Less coverage at a higher cost…
The invisible hand of the market place, working its magic in Indiana…
joe from Lowell
@chopper:
Funny you should mention that. Patrick Lauds Romney for Health Care Law. Just this pasty Sunday.
Yutsano
Hmmm…I may have to check how bad the commute from Vermont to Andover MA is. If it’s manageable I could transfer. And I may haz mad jelus of debit if Vermont actually makes this happen. And if CA and VT jump, I wonder if we can make WA next in line. Of course that’ll take an income tax and our guv gaining balls, so I’m not too optimistic.
danimal
If the GOP keeps its’ rhetoric while opposing Wyden-Brown, the Dems should push the bill and make the GOP filibuster it. Their explanations would be priceless.
daveNYC
I’d love to see NY get in on this, but our Republicans are chock full o’crazy. There’s a better chance of NYC passing single payer than of the state getting it done.
Cacti
I think the plan in Arizona is to declare the uninsured non-citizens.
Rick Massimo
Yeah, there’s the rub. GOP governors are going to write a “policy” that’s basically “let the free hand of the market work this out so we can keep the greatest healthcare system on Earth” and then say “It accomplishes the law’s basic goals because SHUT UP SHUT UP SHUT UP YES IT DOES.”
soyaki
“Indianans”? Come on. It’s Hoosiers.
Bulworth
@The Republic of Stupidity: Yes. I stand corrected.
eemom
here in Virginia, I expect everyone who gets sick to be hit with a Kookinelli subpoena.
Rick Massimo
P.S.: I remember when the Homeland Security Department was established and the small-government conservatives demanded that each state be allowed to set their own anti-terrorism policies because they know best, rather than some out-of-touch, tyrannical bureaucracy in Washington, D.C.
Oh, wait – that was under the white guy, so that didn’t happen.
Triassic Sands
@Yutsano:
Not too optimistic? I don’t see anything good happening in WA until Gregoire is gone. “Balls” aren’t on the menu, she lacks character and is a classic Democratic invertebrate, who is incapable of leading, because that would require 1) that she take a stand and 2) that she expend political capital. Neither is characteristic of Gregoire. She is the classic space occupier, comfortable running off to Asia to schmooze and push trade, but utterly unwilling to take even the slightest political risk for the benefit of her constituents.

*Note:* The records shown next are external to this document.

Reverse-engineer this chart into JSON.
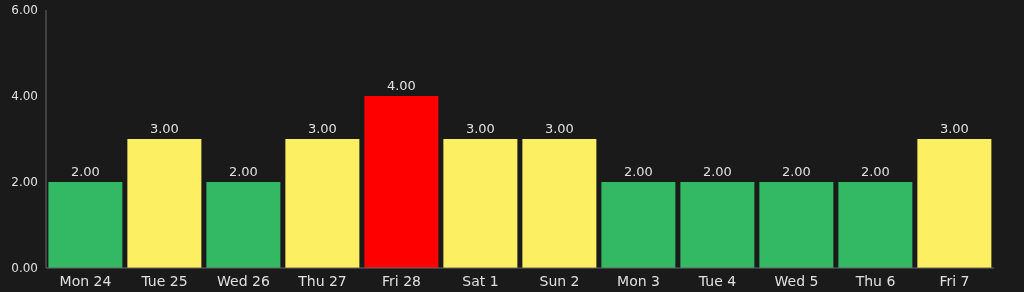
{
  "chart_data": {
    "type": "bar",
    "categories": [
      "Mon 24",
      "Tue 25",
      "Wed 26",
      "Thu 27",
      "Fri 28",
      "Sat 1",
      "Sun 2",
      "Mon 3",
      "Tue 4",
      "Wed 5",
      "Thu 6",
      "Fri 7"
    ],
    "values": [
      2,
      3,
      2,
      3,
      4,
      3,
      3,
      2,
      2,
      2,
      2,
      3
    ],
    "colors": [
      "#33b864",
      "#fdef62",
      "#33b864",
      "#fdef62",
      "#fe0000",
      "#fdef62",
      "#fdef62",
      "#33b864",
      "#33b864",
      "#33b864",
      "#33b864",
      "#fdef62"
    ],
    "value_labels": [
      "2.00",
      "3.00",
      "2.00",
      "3.00",
      "4.00",
      "3.00",
      "3.00",
      "2.00",
      "2.00",
      "2.00",
      "2.00",
      "3.00"
    ],
    "ylim": [
      0,
      6
    ],
    "yticks": [
      {
        "value": 0,
        "label": "0.00"
      },
      {
        "value": 2,
        "label": "2.00"
      },
      {
        "value": 4,
        "label": "4.00"
      },
      {
        "value": 6,
        "label": "6.00"
      }
    ],
    "grid": false
  }
}
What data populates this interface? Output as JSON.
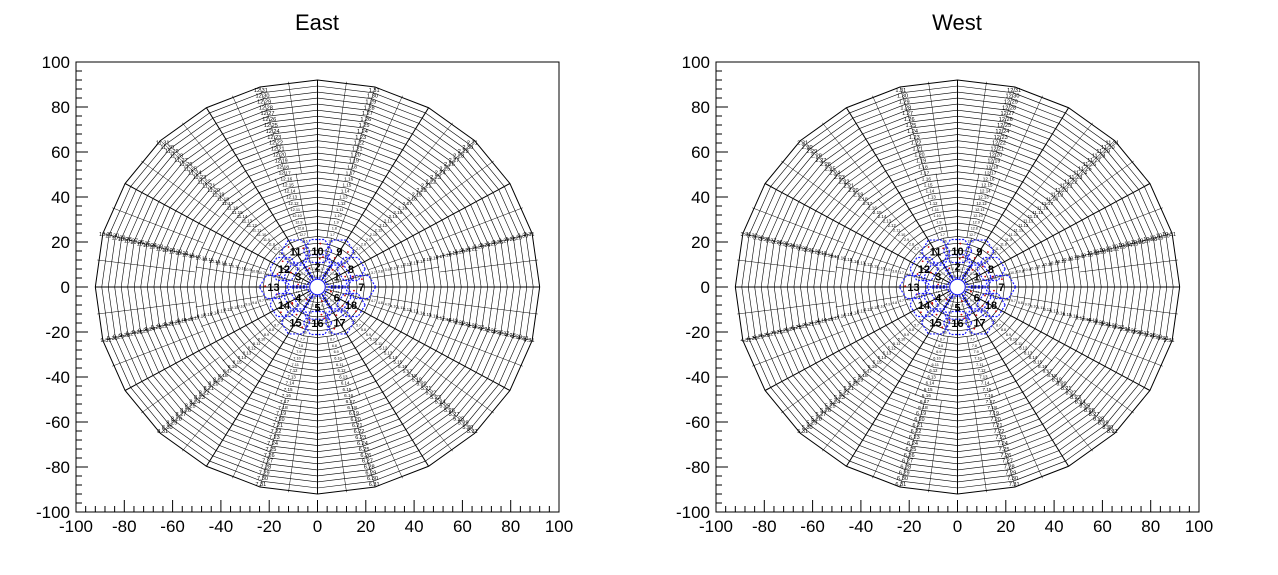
{
  "panels": [
    {
      "title": "East",
      "label_orientation": "east",
      "x_ticks": [
        "-100",
        "-80",
        "-60",
        "-40",
        "-20",
        "0",
        "20",
        "40",
        "60",
        "80",
        "100"
      ],
      "y_ticks": [
        "100",
        "80",
        "60",
        "40",
        "20",
        "0",
        "-20",
        "-40",
        "-60",
        "-80",
        "-100"
      ],
      "hex_labels": [
        "1",
        "2",
        "3",
        "4",
        "5",
        "6",
        "7",
        "8",
        "9",
        "10",
        "11",
        "12",
        "13",
        "14",
        "15",
        "16",
        "17",
        "18"
      ]
    },
    {
      "title": "West",
      "label_orientation": "west",
      "x_ticks": [
        "-100",
        "-80",
        "-60",
        "-40",
        "-20",
        "0",
        "20",
        "40",
        "60",
        "80",
        "100"
      ],
      "y_ticks": [
        "100",
        "80",
        "60",
        "40",
        "20",
        "0",
        "-20",
        "-40",
        "-60",
        "-80",
        "-100"
      ],
      "hex_labels": [
        "1",
        "2",
        "3",
        "4",
        "5",
        "6",
        "7",
        "8",
        "9",
        "10",
        "11",
        "12",
        "13",
        "14",
        "15",
        "16",
        "17",
        "18"
      ]
    }
  ],
  "grid": {
    "sectors": 12,
    "rings": [
      1,
      2,
      3,
      4,
      5,
      6,
      7,
      8,
      9,
      10,
      11,
      12,
      13,
      14,
      15,
      16,
      17,
      18,
      19,
      20,
      21,
      22,
      23,
      24,
      25,
      26,
      27,
      28,
      29,
      30,
      31
    ],
    "label_format": "sector.ring"
  },
  "colors": {
    "grid_line": "#000000",
    "hex_outline": "#1a1aff",
    "marker": "#cc0000",
    "axis": "#000000"
  }
}
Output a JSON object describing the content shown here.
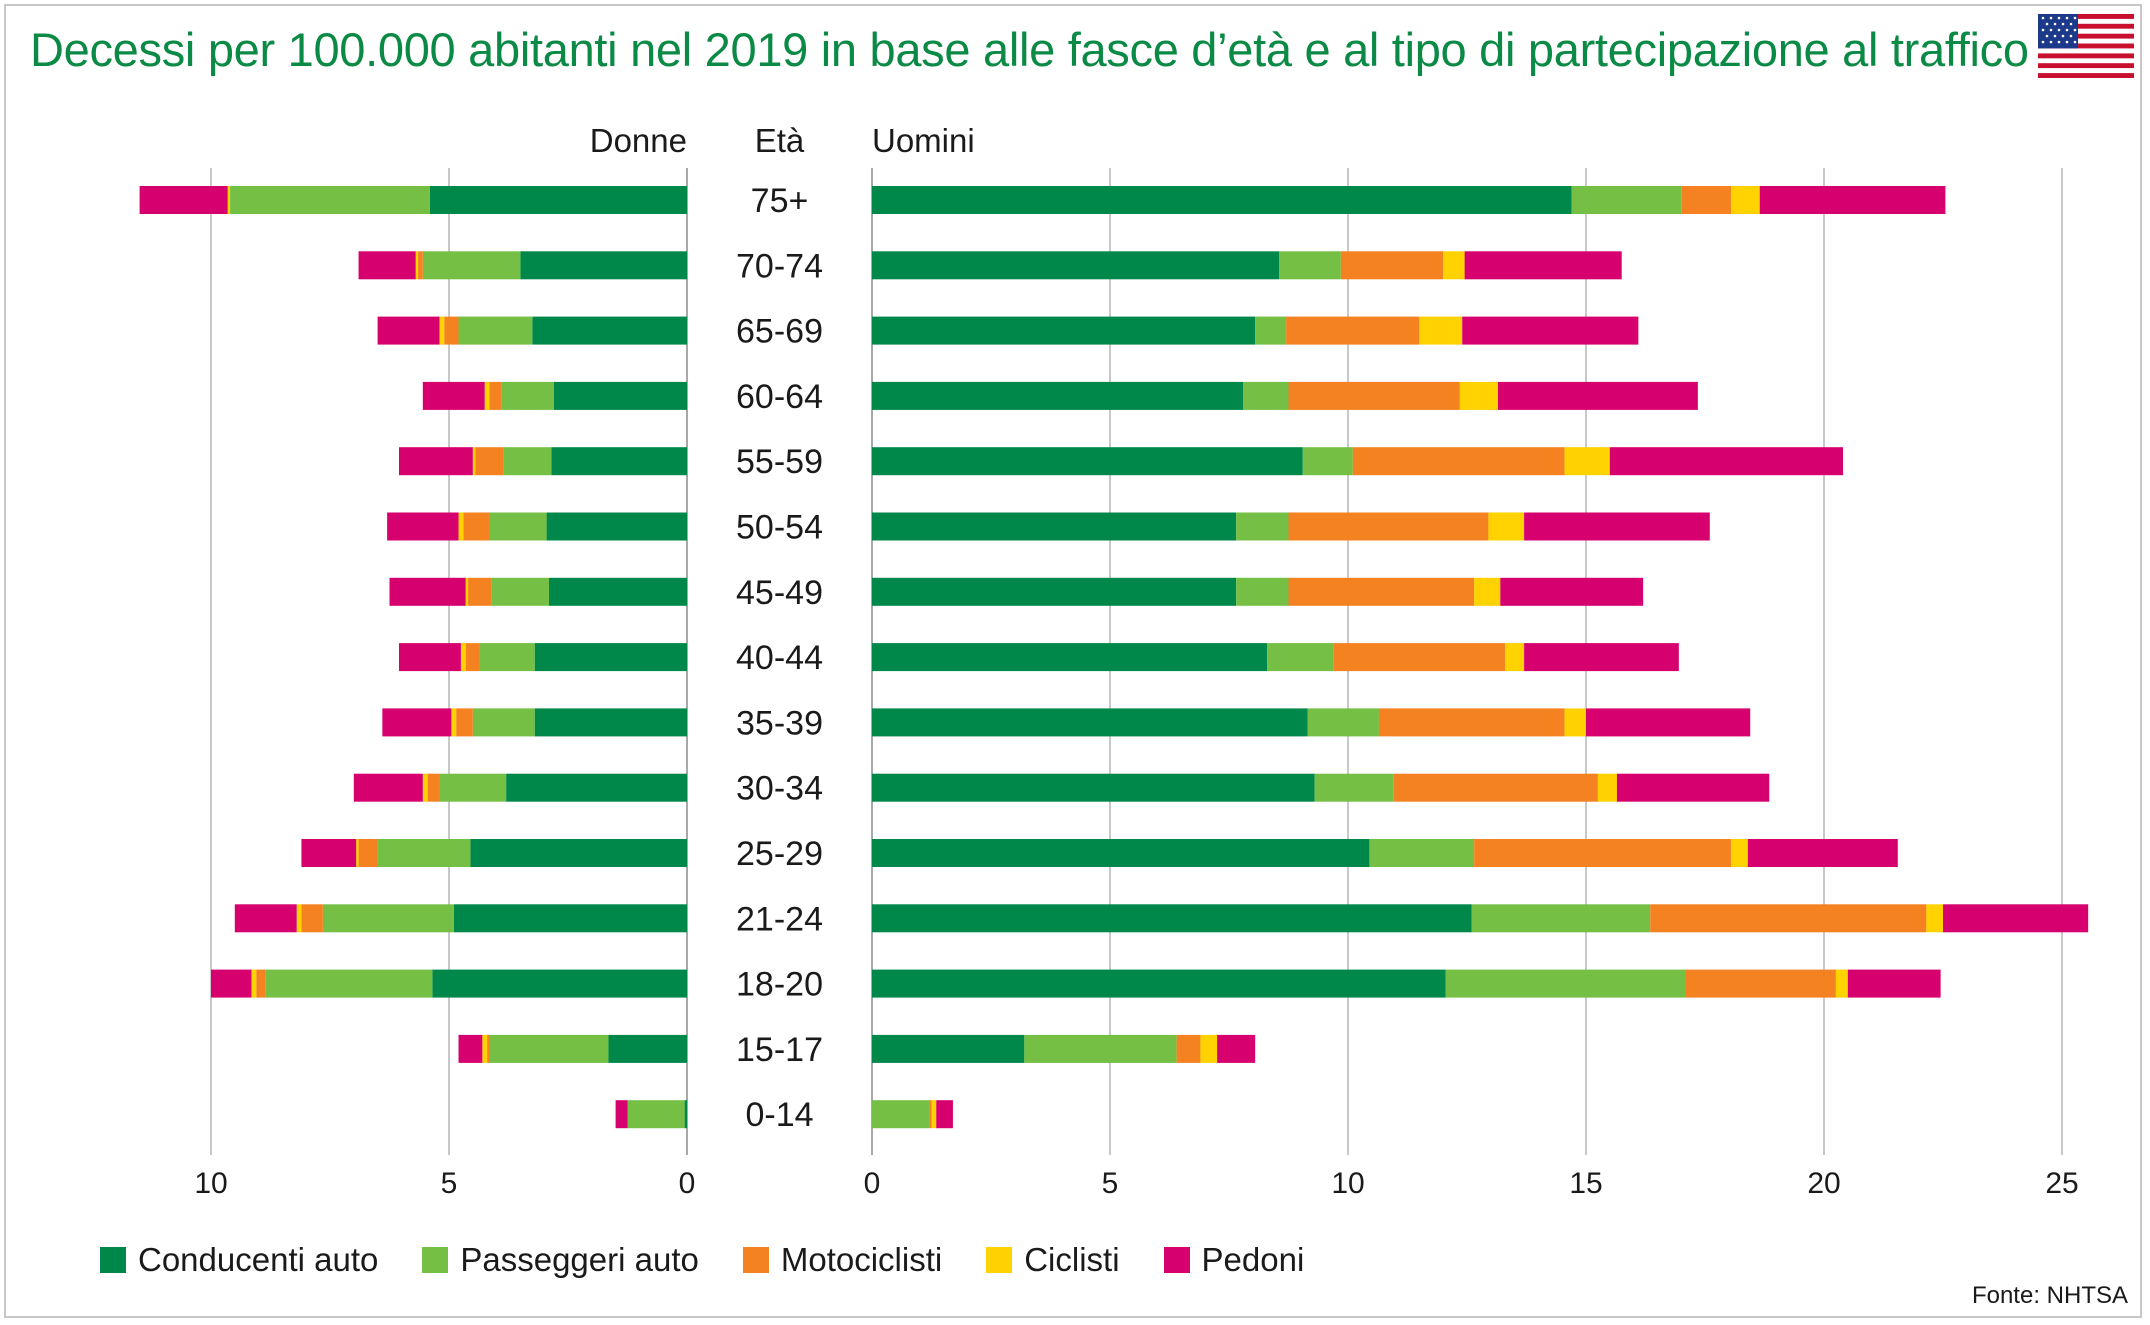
{
  "title": "Decessi per 100.000 abitanti nel 2019 in base alle fasce d’età e al tipo di partecipazione al traffico",
  "source": "Fonte: NHTSA",
  "flag_icon": "usa-flag-icon",
  "colors": {
    "title": "#0b8a45",
    "Conducenti auto": "#00874a",
    "Passeggeri auto": "#74bf44",
    "Motociclisti": "#f58220",
    "Ciclisti": "#ffd200",
    "Pedoni": "#d6006e",
    "grid": "#c8c8c8"
  },
  "chart_data": {
    "type": "bar",
    "orientation": "horizontal",
    "stacked": true,
    "layout": "population-pyramid",
    "title": "Decessi per 100.000 abitanti nel 2019 in base alle fasce d’età e al tipo di partecipazione al traffico",
    "left_label": "Donne",
    "center_label": "Età",
    "right_label": "Uomini",
    "categories": [
      "75+",
      "70-74",
      "65-69",
      "60-64",
      "55-59",
      "50-54",
      "45-49",
      "40-44",
      "35-39",
      "30-34",
      "25-29",
      "21-24",
      "18-20",
      "15-17",
      "0-14"
    ],
    "series_names": [
      "Conducenti auto",
      "Passeggeri auto",
      "Motociclisti",
      "Ciclisti",
      "Pedoni"
    ],
    "left_axis": {
      "ticks": [
        0,
        5,
        10
      ],
      "range": [
        0,
        11.5
      ]
    },
    "right_axis": {
      "ticks": [
        0,
        5,
        10,
        15,
        20,
        25
      ],
      "range": [
        0,
        25.5
      ]
    },
    "women": [
      {
        "name": "Conducenti auto",
        "values": [
          5.4,
          3.5,
          3.25,
          2.8,
          2.85,
          2.95,
          2.9,
          3.2,
          3.2,
          3.8,
          4.55,
          4.9,
          5.35,
          1.65,
          0.05
        ]
      },
      {
        "name": "Passeggeri auto",
        "values": [
          4.2,
          2.05,
          1.55,
          1.1,
          1.0,
          1.2,
          1.2,
          1.15,
          1.3,
          1.4,
          1.95,
          2.75,
          3.5,
          2.5,
          1.2
        ]
      },
      {
        "name": "Motociclisti",
        "values": [
          0.0,
          0.1,
          0.3,
          0.25,
          0.6,
          0.55,
          0.5,
          0.3,
          0.35,
          0.25,
          0.4,
          0.45,
          0.2,
          0.05,
          0.0
        ]
      },
      {
        "name": "Ciclisti",
        "values": [
          0.05,
          0.05,
          0.1,
          0.1,
          0.05,
          0.1,
          0.05,
          0.1,
          0.1,
          0.1,
          0.05,
          0.1,
          0.1,
          0.1,
          0.0
        ]
      },
      {
        "name": "Pedoni",
        "values": [
          1.85,
          1.2,
          1.3,
          1.3,
          1.55,
          1.5,
          1.6,
          1.3,
          1.45,
          1.45,
          1.15,
          1.3,
          0.85,
          0.5,
          0.25
        ]
      }
    ],
    "men": [
      {
        "name": "Conducenti auto",
        "values": [
          14.7,
          8.55,
          8.05,
          7.8,
          9.05,
          7.65,
          7.65,
          8.3,
          9.15,
          9.3,
          10.45,
          12.6,
          12.05,
          3.2,
          0.0
        ]
      },
      {
        "name": "Passeggeri auto",
        "values": [
          2.3,
          1.3,
          0.65,
          0.95,
          1.05,
          1.1,
          1.1,
          1.4,
          1.5,
          1.65,
          2.2,
          3.75,
          5.05,
          3.2,
          1.2
        ]
      },
      {
        "name": "Motociclisti",
        "values": [
          1.05,
          2.15,
          2.8,
          3.6,
          4.45,
          4.2,
          3.9,
          3.6,
          3.9,
          4.3,
          5.4,
          5.8,
          3.15,
          0.5,
          0.05
        ]
      },
      {
        "name": "Ciclisti",
        "values": [
          0.6,
          0.45,
          0.9,
          0.8,
          0.95,
          0.75,
          0.55,
          0.4,
          0.45,
          0.4,
          0.35,
          0.35,
          0.25,
          0.35,
          0.1
        ]
      },
      {
        "name": "Pedoni",
        "values": [
          3.9,
          3.3,
          3.7,
          4.2,
          4.9,
          3.9,
          3.0,
          3.25,
          3.45,
          3.2,
          3.15,
          3.05,
          1.95,
          0.8,
          0.35
        ]
      }
    ],
    "legend": [
      "Conducenti auto",
      "Passeggeri auto",
      "Motociclisti",
      "Ciclisti",
      "Pedoni"
    ],
    "legend_position": "bottom-left",
    "grid": "vertical"
  }
}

When she delivered her “all cuts” budget she called some of the cuts “immoral,” but she’s more comfortable backing immoral budget cuts than she is fighting for anything progressive. She’s a terrible governor, and not much of a human being.
If all that stands between WA and a single payer system is an income tax and Gregoire acquiring some backbone, I’d rate the chances of single payer at zero or slightly less.
joe from Lowell
@Rick Massimo:
And then the electorate in their states gets to judge them on their performance.
gwangung
More the former than latter. If an income tax was possible, Gregoire would go for it. Since it isn’t, why bother tackling an impossible task?
Zifnab
@Rick Massimo:
They basically had this fight in Texas already, when it came to clean air standards. Perry would stomp his feet and whine that Texas does too have clean air. And the state would get a waver from the EPA to keep on pumping out coal fired air pollution.
Once the Republican governors have finished coming up with forty million reasons why the law is Unconstitutional, it’ll be on to forty million reasons why the status quo does to insure exactly as many people as the ACA mandates.
dcdl
Oregon Single Payer Campaign is rallying at noon Friday, March 11, 2011 at the State Capitol to support HB3510 and SB888.
Triassic Sands
One key to Republican thinking about health care is that it is an immutable zero sum game.